Sigh. I started a post before and my computer ate it. I am just journaling a little. It helps me to see some of these things in writing.

I woke up this morning to my email being locked up again. I was online until pretty late last night and it was working fine when I went to bed. Another thing I have noticed is it seems to happen after I have seen H the previous night. Perhaps I am just being paranoid. I dunno. I can say that for 5 years I have never had this problem before. Much less to have it repeatedly. Really it isn't a big deal at this point it is just irritating.

Anyway, we had to go to court for S. H came in and sat next to me in the waiting area. Asked me a couple of questions. I was polite but didn't offer any other information or conversation. I had actually been reading. So then he goes and sits with his Father.

Once we get into the court room he comes and sits next to me again while his Father is in the row behind us. He did ask me a couple of questions. I finally shushed him. Not to be rude but because I couldn't hear. I don't think he was mad. I think he was having a hard time hearing too. Thing is though, he just sort of irritates me at this point. I have been trying to figure out what it is exactly and I think it is just his wishy washy way. He is interested in S but will not accept any responsibility at all. It is infuriating. I sort of feel like go away if you aren't going to help. Be a part of the solution or get out of my way and let me handle it. I guess I feel like he is judging me, watching. Again, not willing to help really. Just lording over me. That could just be my perception. Regardless it is how I feel though.

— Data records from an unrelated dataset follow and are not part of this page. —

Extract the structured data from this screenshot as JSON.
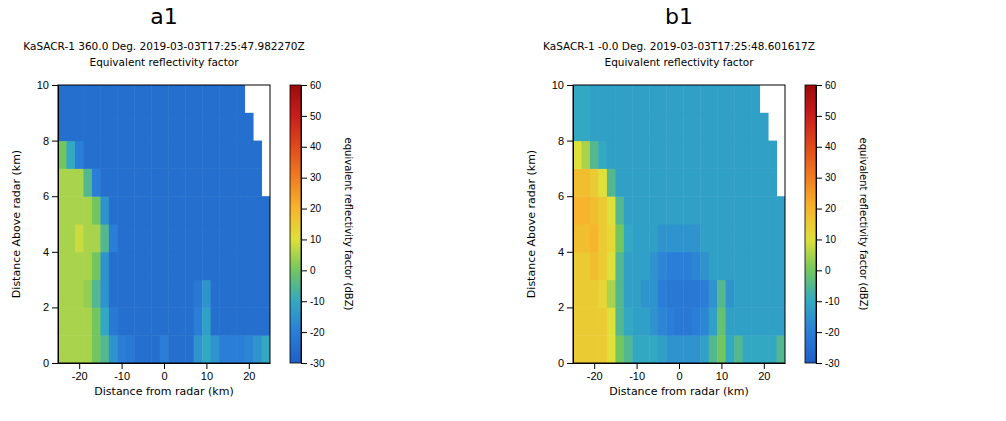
{
  "chart_data": [
    {
      "type": "heatmap",
      "panel": "a1",
      "title": "KaSACR-1 360.0 Deg. 2019-03-03T17:25:47.982270Z",
      "subtitle": "Equivalent reflectivity factor",
      "x_label": "Distance from radar (km)",
      "y_label": "Distance Above radar (km)",
      "xlim": [
        -25,
        25
      ],
      "xticks": [
        -20,
        -10,
        0,
        10,
        20
      ],
      "ylim": [
        0,
        10
      ],
      "yticks": [
        0,
        2,
        4,
        6,
        8,
        10
      ],
      "x_edges": [
        -25,
        -23,
        -21,
        -19,
        -17,
        -15,
        -13,
        -11,
        -9,
        -7,
        -5,
        -3,
        -1,
        1,
        3,
        5,
        7,
        9,
        11,
        13,
        15,
        17,
        19,
        21,
        23,
        25
      ],
      "y_edges": [
        0,
        1,
        2,
        3,
        4,
        5,
        6,
        7,
        8,
        9,
        10
      ],
      "values": [
        [
          5,
          5,
          5,
          5,
          0,
          -5,
          -15,
          -20,
          -22,
          -25,
          -25,
          -25,
          -20,
          -25,
          -25,
          -25,
          -15,
          -10,
          -15,
          -20,
          -20,
          -20,
          -18,
          -15,
          -10
        ],
        [
          5,
          5,
          5,
          5,
          0,
          -10,
          -22,
          -25,
          -25,
          -25,
          -25,
          -25,
          -25,
          -25,
          -25,
          -25,
          -20,
          -12,
          -25,
          -25,
          -25,
          -25,
          -25,
          -25,
          -25
        ],
        [
          5,
          5,
          5,
          3,
          -5,
          -15,
          -25,
          -25,
          -25,
          -25,
          -25,
          -25,
          -25,
          -25,
          -25,
          -25,
          -22,
          -15,
          -25,
          -25,
          -25,
          -25,
          -25,
          -25,
          -25
        ],
        [
          5,
          5,
          5,
          5,
          0,
          -15,
          -25,
          -25,
          -25,
          -25,
          -25,
          -25,
          -25,
          -25,
          -25,
          -25,
          -25,
          -25,
          -25,
          -25,
          -25,
          -25,
          -25,
          -25,
          -25
        ],
        [
          5,
          5,
          8,
          5,
          5,
          -5,
          -20,
          -25,
          -25,
          -25,
          -25,
          -25,
          -25,
          -25,
          -25,
          -25,
          -25,
          -25,
          -25,
          -25,
          -25,
          -25,
          -25,
          -25,
          -25
        ],
        [
          5,
          5,
          5,
          5,
          0,
          -15,
          -25,
          -25,
          -25,
          -25,
          -25,
          -25,
          -25,
          -25,
          -25,
          -25,
          -25,
          -25,
          -25,
          -25,
          -25,
          -25,
          -25,
          -25,
          -25
        ],
        [
          5,
          5,
          5,
          -5,
          -20,
          -25,
          -25,
          -25,
          -25,
          -25,
          -25,
          -25,
          -25,
          -25,
          -25,
          -25,
          -25,
          -25,
          -25,
          -25,
          -25,
          -25,
          -25,
          -25,
          null
        ],
        [
          0,
          -10,
          -20,
          -25,
          -25,
          -25,
          -25,
          -25,
          -25,
          -25,
          -25,
          -25,
          -25,
          -25,
          -25,
          -25,
          -25,
          -25,
          -25,
          -25,
          -25,
          -25,
          -25,
          -25,
          null
        ],
        [
          -25,
          -25,
          -25,
          -25,
          -25,
          -25,
          -25,
          -25,
          -25,
          -25,
          -25,
          -25,
          -25,
          -25,
          -25,
          -25,
          -25,
          -25,
          -25,
          -25,
          -25,
          -25,
          -25,
          null,
          null
        ],
        [
          -25,
          -25,
          -25,
          -25,
          -25,
          -25,
          -25,
          -25,
          -25,
          -25,
          -25,
          -25,
          -25,
          -25,
          -25,
          -25,
          -25,
          -25,
          -25,
          -25,
          -25,
          -25,
          null,
          null,
          null
        ]
      ],
      "colorbar": {
        "range": [
          -30,
          60
        ],
        "ticks": [
          -30,
          -20,
          -10,
          0,
          10,
          20,
          30,
          40,
          50,
          60
        ],
        "label": "equivalent reflectivity factor (dBZ)"
      }
    },
    {
      "type": "heatmap",
      "panel": "b1",
      "title": "KaSACR-1 -0.0 Deg. 2019-03-03T17:25:48.601617Z",
      "subtitle": "Equivalent reflectivity factor",
      "x_label": "Distance from radar (km)",
      "y_label": "Distance Above radar (km)",
      "xlim": [
        -25,
        25
      ],
      "xticks": [
        -20,
        -10,
        0,
        10,
        20
      ],
      "ylim": [
        0,
        10
      ],
      "yticks": [
        0,
        2,
        4,
        6,
        8,
        10
      ],
      "x_edges": [
        -25,
        -23,
        -21,
        -19,
        -17,
        -15,
        -13,
        -11,
        -9,
        -7,
        -5,
        -3,
        -1,
        1,
        3,
        5,
        7,
        9,
        11,
        13,
        15,
        17,
        19,
        21,
        23,
        25
      ],
      "y_edges": [
        0,
        1,
        2,
        3,
        4,
        5,
        6,
        7,
        8,
        9,
        10
      ],
      "values": [
        [
          15,
          15,
          15,
          15,
          10,
          0,
          -5,
          -10,
          -10,
          -10,
          -12,
          -15,
          -15,
          -15,
          -15,
          -12,
          -5,
          0,
          -10,
          -5,
          -10,
          -10,
          -10,
          -10,
          -5
        ],
        [
          15,
          15,
          15,
          15,
          10,
          -5,
          -10,
          -12,
          -12,
          -15,
          -18,
          -20,
          -22,
          -22,
          -20,
          -18,
          -12,
          -2,
          -12,
          -12,
          -12,
          -12,
          -12,
          -12,
          -12
        ],
        [
          15,
          15,
          15,
          12,
          5,
          -5,
          -12,
          -12,
          -15,
          -15,
          -20,
          -22,
          -22,
          -22,
          -22,
          -20,
          -15,
          -5,
          -15,
          -12,
          -12,
          -12,
          -12,
          -12,
          -12
        ],
        [
          15,
          15,
          18,
          15,
          10,
          -5,
          -12,
          -12,
          -12,
          -15,
          -18,
          -20,
          -20,
          -20,
          -18,
          -15,
          -12,
          -12,
          -12,
          -12,
          -12,
          -12,
          -12,
          -12,
          -12
        ],
        [
          18,
          18,
          20,
          15,
          12,
          0,
          -10,
          -12,
          -12,
          -12,
          -15,
          -15,
          -15,
          -15,
          -15,
          -12,
          -12,
          -12,
          -12,
          -12,
          -12,
          -12,
          -12,
          -12,
          -12
        ],
        [
          20,
          20,
          18,
          15,
          10,
          -5,
          -12,
          -12,
          -12,
          -12,
          -12,
          -12,
          -12,
          -12,
          -12,
          -12,
          -12,
          -12,
          -12,
          -12,
          -12,
          -12,
          -12,
          -12,
          -12
        ],
        [
          18,
          18,
          15,
          10,
          -5,
          -12,
          -12,
          -12,
          -12,
          -12,
          -12,
          -12,
          -12,
          -12,
          -12,
          -12,
          -12,
          -12,
          -12,
          -12,
          -12,
          -12,
          -12,
          -12,
          null
        ],
        [
          10,
          5,
          -5,
          -10,
          -12,
          -12,
          -12,
          -12,
          -12,
          -12,
          -12,
          -12,
          -12,
          -12,
          -12,
          -12,
          -12,
          -12,
          -12,
          -12,
          -12,
          -12,
          -12,
          -12,
          null
        ],
        [
          -10,
          -10,
          -12,
          -12,
          -12,
          -12,
          -12,
          -12,
          -12,
          -12,
          -12,
          -12,
          -12,
          -12,
          -12,
          -12,
          -12,
          -12,
          -12,
          -12,
          -12,
          -12,
          -12,
          null,
          null
        ],
        [
          -10,
          -10,
          -12,
          -12,
          -12,
          -12,
          -12,
          -12,
          -12,
          -12,
          -12,
          -12,
          -12,
          -12,
          -12,
          -12,
          -12,
          -12,
          -12,
          -12,
          -12,
          -12,
          null,
          null,
          null
        ]
      ],
      "colorbar": {
        "range": [
          -30,
          60
        ],
        "ticks": [
          -30,
          -20,
          -10,
          0,
          10,
          20,
          30,
          40,
          50,
          60
        ],
        "label": "equivalent reflectivity factor (dBZ)"
      }
    }
  ]
}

After it was over S came and sat with us for a few mins. He sat between us actually. Attorney came over too. H was again sort of craning around trying to hear my conversation with the attorney. Whatever. I am sure he is interested. One of the dumb things he did though was when they asked for H contact info in case they needed to get a hold of him - he lied. He gave a PO Box and his father's phone #. Now I think the court officials have basically decided not to give him any information. It's so convoluted. We talked to S for a few minutes then I had to go back and speak with the Juvenile Justice probation officer. H could have come in, could have gotten involved but instead he stood in the doorway there listening but never participating. So frustrating.

Once she and I finished talked I just walked out. Didn't say much else. Not bye not anything. Just left.

H father called me later asked exactly what had happened apparently he couldn't hear either. It was only a 2 min conversation according to the timer on my phone. Sadly, they are not speaking to me after H told them I had said, "D's were not allowed there and it wasn't their family." A lie. Regardless, they (Father in law and H step mother) are being rather rude at this point. Not sure I mentioned that they live next door to us. So literally I can holler and they can hear me. I don't think they intend to even see the D's for Xmas. I dunno. If they do they haven't said a thing to me. Of course, I guess that's hard to do when you're holding a grudge and won't speak to someone.

That was my day as far as interaction went. S called later. He is really reaching out to me which he hadn't been for a bit.

D's are doing a bit better but still very upset at S being gone. Very upset. It is further compounded by the fact they are not allowed to visit him.

I am doing pretty good. The D's and I make Xmas cookies and buckeyes this evening. If you can call them that. We were pretty much a kitchen fail but had fun anyway.

I still felt the connection with the attorney and that makes me uncomfortable on some level. I like it some too though. Hard to quantify those feelings.

I'm tired tonight and the D's are all getting some sort of horrifying cold. Here's hoping I don't get it as well. My state of mind isn't great when I am feeling bad.

Can I just say though that overall today wasn't a bad day. Not a great day though. I am still not experiencing much anger or anything at this point. Actually no anger. Some frustration. I guess where I feel like I am doing all the work myself. Otherwise though, things are alright. If I can just get my S home things will be great!